The index of fear, on the floor
In the United States, while thousands of households see their real estate dreams vanish due to the rising cost of monthly payments on their variable-rate mortgages, the housing market seems to be recovering following an initial drop in prices. Moreover, has the context of rising interest rates increased volatility on the stock market? Judging by the behavior of the fear barometer, the ViX index of volatility, it would be quite the opposite. Curiously, this indicator is at its lowest for the year. But it is true that it is calculated on the basis of American markets.
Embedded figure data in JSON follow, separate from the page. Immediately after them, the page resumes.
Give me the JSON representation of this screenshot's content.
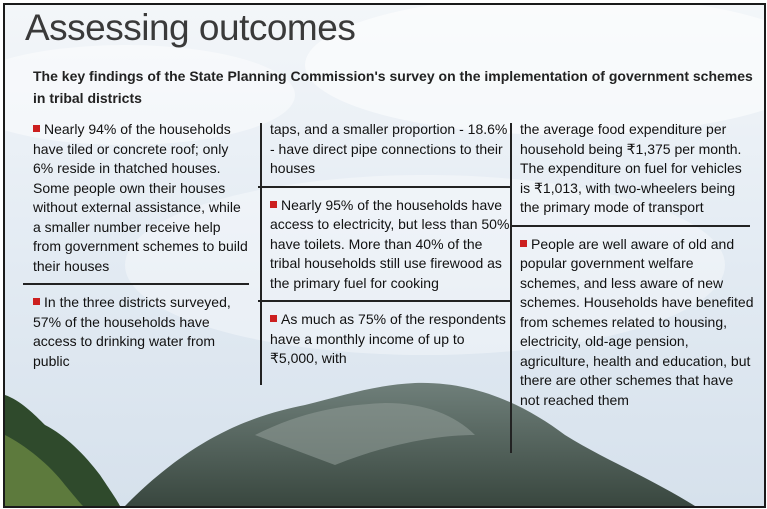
{
  "title": "Assessing outcomes",
  "subtitle": "The key findings of the State Planning Commission's survey on the implementation of government schemes in tribal districts",
  "columns": {
    "c1": {
      "b1": "Nearly 94% of the households have tiled or concrete roof; only 6% reside in thatched houses. Some people own their houses without external assistance, while a smaller number receive help from government schemes to build their houses",
      "b2": "In the three districts surveyed, 57% of the households have access to drinking water from public"
    },
    "c2": {
      "cont": "taps, and a smaller proportion - 18.6% - have direct pipe connections to their houses",
      "b3": "Nearly 95% of the households have access to electricity, but less than 50% have toilets. More than 40% of the tribal households still use firewood as the primary fuel for cooking",
      "b4": "As much as 75% of the respondents have a monthly income of up to ₹5,000, with"
    },
    "c3": {
      "cont": "the average food expenditure per household being ₹1,375 per month. The expenditure on fuel for vehicles is ₹1,013, with two-wheelers being the primary mode of transport",
      "b5": "People are well aware of old and popular government welfare schemes, and less aware of new schemes. Households have benefited from schemes related to housing, electricity, old-age pension, agriculture, health and education, but there are other schemes that have not reached them"
    }
  },
  "colors": {
    "bullet": "#cc1f1f",
    "rule": "#222222",
    "title": "#3a3a3a"
  }
}
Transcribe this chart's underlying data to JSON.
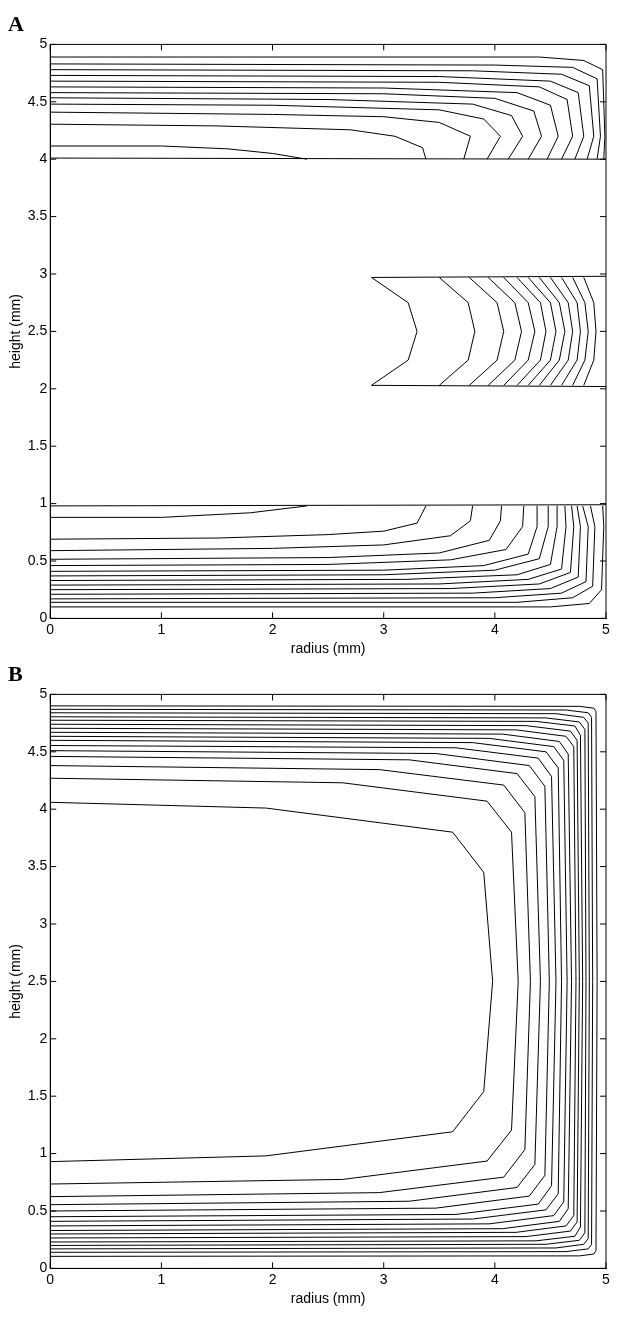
{
  "chart_data": [
    {
      "type": "line",
      "title": "A",
      "xlabel": "radius (mm)",
      "ylabel": "height (mm)",
      "color": "#000000",
      "marker": "none",
      "line_style": "solid",
      "grid": false,
      "legend": false,
      "xlim": [
        0,
        5
      ],
      "ylim": [
        0,
        5
      ],
      "xticks": [
        0,
        1,
        2,
        3,
        4,
        5
      ],
      "yticks": [
        0,
        0.5,
        1,
        1.5,
        2,
        2.5,
        3,
        3.5,
        4,
        4.5,
        5
      ],
      "series": [
        {
          "x": [
            0,
            5
          ],
          "values": [
            4.01,
            4.0
          ]
        },
        {
          "x": [
            0,
            1.0,
            1.6,
            2.0,
            2.31
          ],
          "values": [
            4.115,
            4.115,
            4.09,
            4.05,
            4.0
          ]
        },
        {
          "x": [
            0,
            1.5,
            2.7,
            3.1,
            3.35,
            3.38
          ],
          "values": [
            4.305,
            4.29,
            4.256,
            4.2,
            4.1,
            4.0
          ]
        },
        {
          "x": [
            0,
            2,
            3.0,
            3.5,
            3.78,
            3.72
          ],
          "values": [
            4.41,
            4.39,
            4.37,
            4.32,
            4.2,
            4.0
          ]
        },
        {
          "x": [
            0,
            2,
            3.5,
            3.9,
            4.05,
            3.93
          ],
          "values": [
            4.48,
            4.47,
            4.43,
            4.35,
            4.2,
            4.0
          ]
        },
        {
          "x": [
            0,
            2.5,
            3.8,
            4.15,
            4.25,
            4.12
          ],
          "values": [
            4.535,
            4.52,
            4.48,
            4.38,
            4.2,
            4.0
          ]
        },
        {
          "x": [
            0,
            3,
            4.0,
            4.35,
            4.42,
            4.3
          ],
          "values": [
            4.58,
            4.57,
            4.53,
            4.42,
            4.2,
            4.0
          ]
        },
        {
          "x": [
            0,
            3,
            4.2,
            4.5,
            4.57,
            4.47
          ],
          "values": [
            4.63,
            4.62,
            4.58,
            4.47,
            4.2,
            4.0
          ]
        },
        {
          "x": [
            0,
            3.5,
            4.4,
            4.65,
            4.7,
            4.6
          ],
          "values": [
            4.68,
            4.67,
            4.63,
            4.52,
            4.2,
            4.0
          ]
        },
        {
          "x": [
            0,
            3.5,
            4.5,
            4.75,
            4.8,
            4.72
          ],
          "values": [
            4.73,
            4.72,
            4.68,
            4.58,
            4.2,
            4.0
          ]
        },
        {
          "x": [
            0,
            3.8,
            4.6,
            4.85,
            4.89,
            4.83
          ],
          "values": [
            4.78,
            4.77,
            4.74,
            4.64,
            4.2,
            4.0
          ]
        },
        {
          "x": [
            0,
            4,
            4.7,
            4.92,
            4.95,
            4.92
          ],
          "values": [
            4.83,
            4.82,
            4.8,
            4.7,
            4.2,
            4.0
          ]
        },
        {
          "x": [
            0,
            4.4,
            4.8,
            4.97,
            4.99,
            4.98
          ],
          "values": [
            4.89,
            4.89,
            4.86,
            4.78,
            4.2,
            4.0
          ]
        },
        {
          "x": [
            2.89,
            5
          ],
          "values": [
            2.97,
            2.98
          ]
        },
        {
          "x": [
            2.89,
            5
          ],
          "values": [
            2.03,
            2.02
          ]
        },
        {
          "x": [
            2.89,
            3.22,
            3.3,
            3.22,
            2.89
          ],
          "values": [
            2.03,
            2.25,
            2.5,
            2.75,
            2.97
          ]
        },
        {
          "x": [
            3.5,
            3.76,
            3.82,
            3.76,
            3.5
          ],
          "values": [
            2.03,
            2.25,
            2.5,
            2.75,
            2.97
          ]
        },
        {
          "x": [
            3.77,
            4.02,
            4.08,
            4.02,
            3.77
          ],
          "values": [
            2.03,
            2.25,
            2.5,
            2.75,
            2.97
          ]
        },
        {
          "x": [
            3.94,
            4.18,
            4.24,
            4.18,
            3.94
          ],
          "values": [
            2.03,
            2.25,
            2.5,
            2.75,
            2.97
          ]
        },
        {
          "x": [
            4.08,
            4.3,
            4.36,
            4.3,
            4.08
          ],
          "values": [
            2.03,
            2.25,
            2.5,
            2.75,
            2.97
          ]
        },
        {
          "x": [
            4.2,
            4.41,
            4.46,
            4.41,
            4.2
          ],
          "values": [
            2.03,
            2.25,
            2.5,
            2.75,
            2.97
          ]
        },
        {
          "x": [
            4.3,
            4.5,
            4.55,
            4.5,
            4.3
          ],
          "values": [
            2.03,
            2.25,
            2.5,
            2.75,
            2.97
          ]
        },
        {
          "x": [
            4.4,
            4.58,
            4.63,
            4.58,
            4.4
          ],
          "values": [
            2.03,
            2.25,
            2.5,
            2.75,
            2.97
          ]
        },
        {
          "x": [
            4.5,
            4.66,
            4.7,
            4.66,
            4.5
          ],
          "values": [
            2.03,
            2.25,
            2.5,
            2.75,
            2.97
          ]
        },
        {
          "x": [
            4.6,
            4.74,
            4.77,
            4.74,
            4.6
          ],
          "values": [
            2.03,
            2.25,
            2.5,
            2.75,
            2.97
          ]
        },
        {
          "x": [
            4.7,
            4.81,
            4.84,
            4.81,
            4.7
          ],
          "values": [
            2.03,
            2.25,
            2.5,
            2.75,
            2.97
          ]
        },
        {
          "x": [
            4.8,
            4.89,
            4.91,
            4.89,
            4.8
          ],
          "values": [
            2.03,
            2.25,
            2.5,
            2.75,
            2.97
          ]
        },
        {
          "x": [
            0,
            5
          ],
          "values": [
            0.98,
            0.99
          ]
        },
        {
          "x": [
            0,
            1.0,
            1.8,
            2.31
          ],
          "values": [
            0.88,
            0.88,
            0.92,
            0.98
          ]
        },
        {
          "x": [
            0,
            1.5,
            2.5,
            3.0,
            3.3,
            3.38
          ],
          "values": [
            0.69,
            0.7,
            0.73,
            0.76,
            0.83,
            0.98
          ]
        },
        {
          "x": [
            0,
            2,
            3,
            3.6,
            3.78,
            3.8
          ],
          "values": [
            0.59,
            0.61,
            0.64,
            0.72,
            0.85,
            0.98
          ]
        },
        {
          "x": [
            0,
            2.5,
            3.5,
            3.95,
            4.05,
            4.06
          ],
          "values": [
            0.515,
            0.53,
            0.57,
            0.68,
            0.85,
            0.98
          ]
        },
        {
          "x": [
            0,
            2.5,
            3.6,
            4.1,
            4.25,
            4.26
          ],
          "values": [
            0.46,
            0.47,
            0.51,
            0.6,
            0.8,
            0.98
          ]
        },
        {
          "x": [
            0,
            3,
            3.9,
            4.3,
            4.38,
            4.38
          ],
          "values": [
            0.41,
            0.42,
            0.46,
            0.56,
            0.8,
            0.98
          ]
        },
        {
          "x": [
            0,
            3,
            4.0,
            4.4,
            4.48,
            4.48
          ],
          "values": [
            0.37,
            0.38,
            0.42,
            0.52,
            0.8,
            0.98
          ]
        },
        {
          "x": [
            0,
            3.2,
            4.2,
            4.5,
            4.56,
            4.56
          ],
          "values": [
            0.33,
            0.34,
            0.38,
            0.47,
            0.8,
            0.98
          ]
        },
        {
          "x": [
            0,
            3.5,
            4.3,
            4.6,
            4.64,
            4.63
          ],
          "values": [
            0.29,
            0.3,
            0.34,
            0.43,
            0.8,
            0.98
          ]
        },
        {
          "x": [
            0,
            3.6,
            4.4,
            4.68,
            4.71,
            4.69
          ],
          "values": [
            0.25,
            0.26,
            0.3,
            0.4,
            0.8,
            0.98
          ]
        },
        {
          "x": [
            0,
            3.8,
            4.5,
            4.75,
            4.77,
            4.74
          ],
          "values": [
            0.21,
            0.22,
            0.26,
            0.36,
            0.8,
            0.98
          ]
        },
        {
          "x": [
            0,
            4,
            4.6,
            4.82,
            4.84,
            4.79
          ],
          "values": [
            0.17,
            0.18,
            0.22,
            0.32,
            0.8,
            0.98
          ]
        },
        {
          "x": [
            0,
            4.2,
            4.7,
            4.88,
            4.9,
            4.86
          ],
          "values": [
            0.14,
            0.14,
            0.18,
            0.28,
            0.8,
            0.98
          ]
        },
        {
          "x": [
            0,
            4.5,
            4.85,
            4.96,
            4.98,
            4.97
          ],
          "values": [
            0.1,
            0.1,
            0.13,
            0.25,
            0.8,
            0.98
          ]
        }
      ]
    },
    {
      "type": "line",
      "title": "B",
      "xlabel": "radius (mm)",
      "ylabel": "height (mm)",
      "color": "#000000",
      "marker": "none",
      "line_style": "solid",
      "grid": false,
      "legend": false,
      "xlim": [
        0,
        5
      ],
      "ylim": [
        0,
        5
      ],
      "xticks": [
        0,
        1,
        2,
        3,
        4,
        5
      ],
      "yticks": [
        0,
        0.5,
        1,
        1.5,
        2,
        2.5,
        3,
        3.5,
        4,
        4.5,
        5
      ],
      "series": [
        {
          "x": [
            0,
            1.94,
            3.62,
            3.9,
            3.98,
            3.9,
            3.62,
            1.94,
            0
          ],
          "values": [
            0.93,
            0.98,
            1.19,
            1.54,
            2.5,
            3.45,
            3.8,
            4.01,
            4.06
          ]
        },
        {
          "x": [
            0,
            2.63,
            3.93,
            4.15,
            4.21,
            4.15,
            3.93,
            2.63,
            0
          ],
          "values": [
            0.735,
            0.775,
            0.935,
            1.205,
            2.5,
            3.8,
            4.07,
            4.23,
            4.27
          ]
        },
        {
          "x": [
            0,
            2.96,
            4.08,
            4.27,
            4.32,
            4.27,
            4.08,
            2.96,
            0
          ],
          "values": [
            0.625,
            0.66,
            0.795,
            1.035,
            2.5,
            3.97,
            4.21,
            4.345,
            4.38
          ]
        },
        {
          "x": [
            0,
            3.23,
            4.2,
            4.36,
            4.41,
            4.36,
            4.2,
            3.23,
            0
          ],
          "values": [
            0.555,
            0.585,
            0.705,
            0.905,
            2.5,
            4.11,
            4.31,
            4.43,
            4.46
          ]
        },
        {
          "x": [
            0,
            3.47,
            4.31,
            4.45,
            4.49,
            4.45,
            4.31,
            3.47,
            0
          ],
          "values": [
            0.5,
            0.525,
            0.63,
            0.81,
            2.5,
            4.2,
            4.38,
            4.485,
            4.51
          ]
        },
        {
          "x": [
            0,
            3.65,
            4.39,
            4.51,
            4.55,
            4.51,
            4.39,
            3.65,
            0
          ],
          "values": [
            0.45,
            0.47,
            0.56,
            0.72,
            2.5,
            4.285,
            4.445,
            4.535,
            4.555
          ]
        },
        {
          "x": [
            0,
            3.8,
            4.46,
            4.57,
            4.6,
            4.57,
            4.46,
            3.8,
            0
          ],
          "values": [
            0.41,
            0.43,
            0.51,
            0.65,
            2.5,
            4.36,
            4.5,
            4.58,
            4.6
          ]
        },
        {
          "x": [
            0,
            3.95,
            4.53,
            4.62,
            4.65,
            4.62,
            4.53,
            3.95,
            0
          ],
          "values": [
            0.37,
            0.388,
            0.46,
            0.58,
            2.5,
            4.425,
            4.545,
            4.617,
            4.635
          ]
        },
        {
          "x": [
            0,
            4.07,
            4.58,
            4.66,
            4.69,
            4.66,
            4.58,
            4.07,
            0
          ],
          "values": [
            0.33,
            0.346,
            0.41,
            0.52,
            2.5,
            4.48,
            4.59,
            4.654,
            4.67
          ]
        },
        {
          "x": [
            0,
            4.19,
            4.64,
            4.71,
            4.73,
            4.71,
            4.64,
            4.19,
            0
          ],
          "values": [
            0.3,
            0.314,
            0.37,
            0.46,
            2.5,
            4.545,
            4.635,
            4.691,
            4.705
          ]
        },
        {
          "x": [
            0,
            4.28,
            4.68,
            4.74,
            4.76,
            4.74,
            4.68,
            4.28,
            0
          ],
          "values": [
            0.265,
            0.277,
            0.325,
            0.405,
            2.5,
            4.6,
            4.68,
            4.728,
            4.74
          ]
        },
        {
          "x": [
            0,
            4.37,
            4.72,
            4.77,
            4.79,
            4.77,
            4.72,
            4.37,
            0
          ],
          "values": [
            0.23,
            0.24,
            0.28,
            0.36,
            2.5,
            4.645,
            4.725,
            4.765,
            4.775
          ]
        },
        {
          "x": [
            0,
            4.46,
            4.76,
            4.81,
            4.82,
            4.81,
            4.76,
            4.46,
            0
          ],
          "values": [
            0.2,
            0.21,
            0.245,
            0.31,
            2.5,
            4.695,
            4.76,
            4.795,
            4.805
          ]
        },
        {
          "x": [
            0,
            4.55,
            4.8,
            4.84,
            4.85,
            4.84,
            4.8,
            4.55,
            0
          ],
          "values": [
            0.17,
            0.178,
            0.21,
            0.26,
            2.5,
            4.75,
            4.8,
            4.832,
            4.84
          ]
        },
        {
          "x": [
            0,
            4.64,
            4.84,
            4.87,
            4.88,
            4.87,
            4.84,
            4.64,
            0
          ],
          "values": [
            0.14,
            0.146,
            0.17,
            0.21,
            2.5,
            4.8,
            4.84,
            4.864,
            4.87
          ]
        },
        {
          "x": [
            0,
            4.76,
            4.89,
            4.91,
            4.92,
            4.91,
            4.89,
            4.76,
            0
          ],
          "values": [
            0.105,
            0.109,
            0.125,
            0.155,
            2.5,
            4.85,
            4.88,
            4.896,
            4.9
          ]
        }
      ]
    }
  ]
}
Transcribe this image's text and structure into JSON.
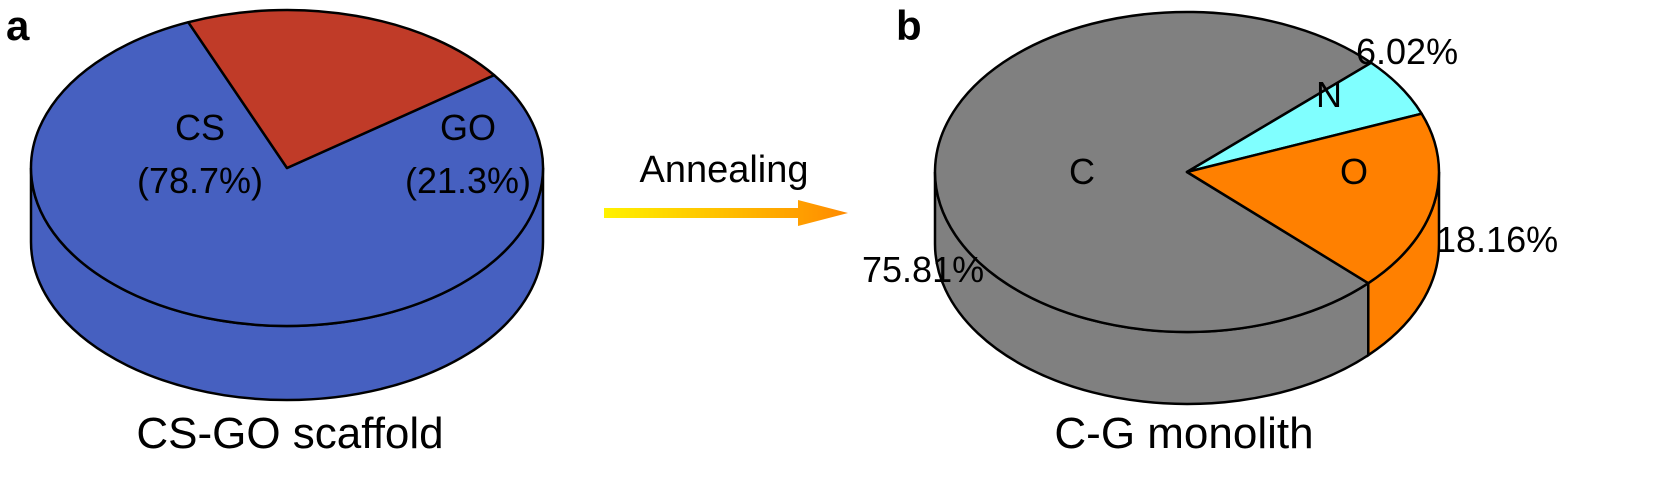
{
  "arrow": {
    "label": "Annealing"
  },
  "chart_data": [
    {
      "type": "pie",
      "panel_label": "a",
      "caption": "CS-GO scaffold",
      "slices": [
        {
          "label": "CS",
          "value_label": "(78.7%)",
          "value": 78.7,
          "color": "#4660C0"
        },
        {
          "label": "GO",
          "value_label": "(21.3%)",
          "value": 21.3,
          "color": "#C03B28"
        }
      ]
    },
    {
      "type": "pie",
      "panel_label": "b",
      "caption": "C-G monolith",
      "slices": [
        {
          "label": "C",
          "value_label": "75.81%",
          "value": 75.81,
          "color": "#808080"
        },
        {
          "label": "N",
          "value_label": "6.02%",
          "value": 6.02,
          "color": "#80FFFF"
        },
        {
          "label": "O",
          "value_label": "18.16%",
          "value": 18.16,
          "color": "#FF8000"
        }
      ]
    }
  ]
}
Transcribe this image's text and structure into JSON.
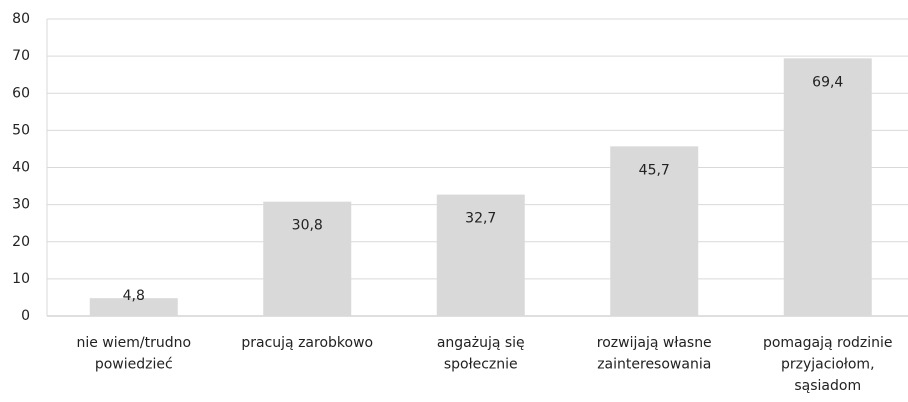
{
  "chart_data": {
    "type": "bar",
    "categories": [
      [
        "nie wiem/trudno",
        "powiedzieć"
      ],
      [
        "pracują zarobkowo"
      ],
      [
        "angażują się",
        "społecznie"
      ],
      [
        "rozwijają własne",
        "zainteresowania"
      ],
      [
        "pomagają rodzinie",
        "przyjaciołom,",
        "sąsiadom"
      ]
    ],
    "values": [
      4.8,
      30.8,
      32.7,
      45.7,
      69.4
    ],
    "value_labels": [
      "4,8",
      "30,8",
      "32,7",
      "45,7",
      "69,4"
    ],
    "color": "#d9d9d9",
    "ylim": [
      0,
      80
    ],
    "yticks": [
      0,
      10,
      20,
      30,
      40,
      50,
      60,
      70,
      80
    ],
    "grid": true
  }
}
And that these remain fairly stable in the vast majority of their components, while the equity valuation indices are driven up by the 7 largest US capitalizations, currently driven by the fever around artificial intelligence. This week, moreover, Amazon jumped on the Nasdaq on the announcement of a large investment in this area. This dominance of heavyweights masks other variations, such as profit taking hovering around 10% on renewable energy stocks Enphase and Solaredge, or chip producers Intel and AMD.